Paul Goble
Staunton, Jan. 19 – Since the end of Soviet times, each succeeding Russian census has been worse than the one before it. The 2002 enumeration was worse than the 1989 one; the 2010 census was still worse, and the 2021 was “the worst in the entire history of the country,” according to Aleksey Raksha, an independent Moscow demographer.
The combination of the pandemic and popular indifference to the latest enumeration, he says, meant that a large partof the population was not counted accurately but instead invented to serve various administrative interests both in the regions and republics and in Moscow, he says (milliard.tatar/news/demograf-aleksei-raksa-tatary-odna-iz-samyx-ustoicivyx-nacii-v-povolze-2767).
In many respects, Raksha continues, it might have been better not to have been conducted at all, given how much distortion its reported findings have introduced in official thinking and how much anger and fear it has generated in some places, few more than among the Tatars who saw their reported population drop by more than 600,000 since 2021.

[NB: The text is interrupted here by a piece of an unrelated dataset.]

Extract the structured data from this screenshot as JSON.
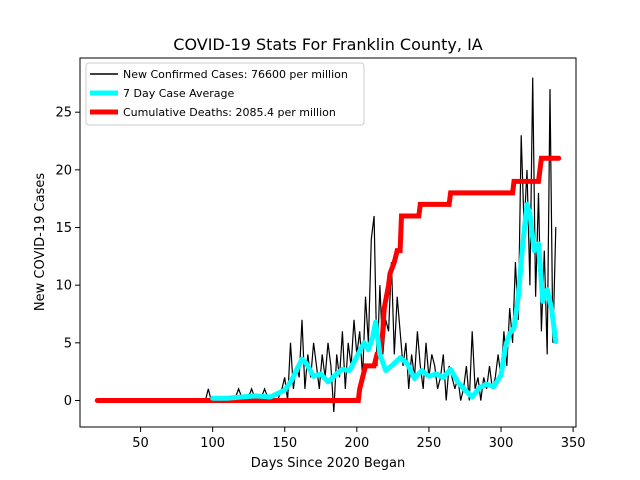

That figure can be dismissed as inaccurate, he argues, because while there has been some assimilation and loss of identity, these factors have been nothing like so large as would be required to lead to that outcome given that “the Tatars are one of the most stable nations in the Middle Volga along with the Chuvash and the Bashkirs.
They are in fact and need to remind themselves of this in a much better position than the Mordvins, the Udmurts and the Maris, Finno-Ugric neighbors who are assimilating “much more rapidly than are Turkic nations” like the Tatars.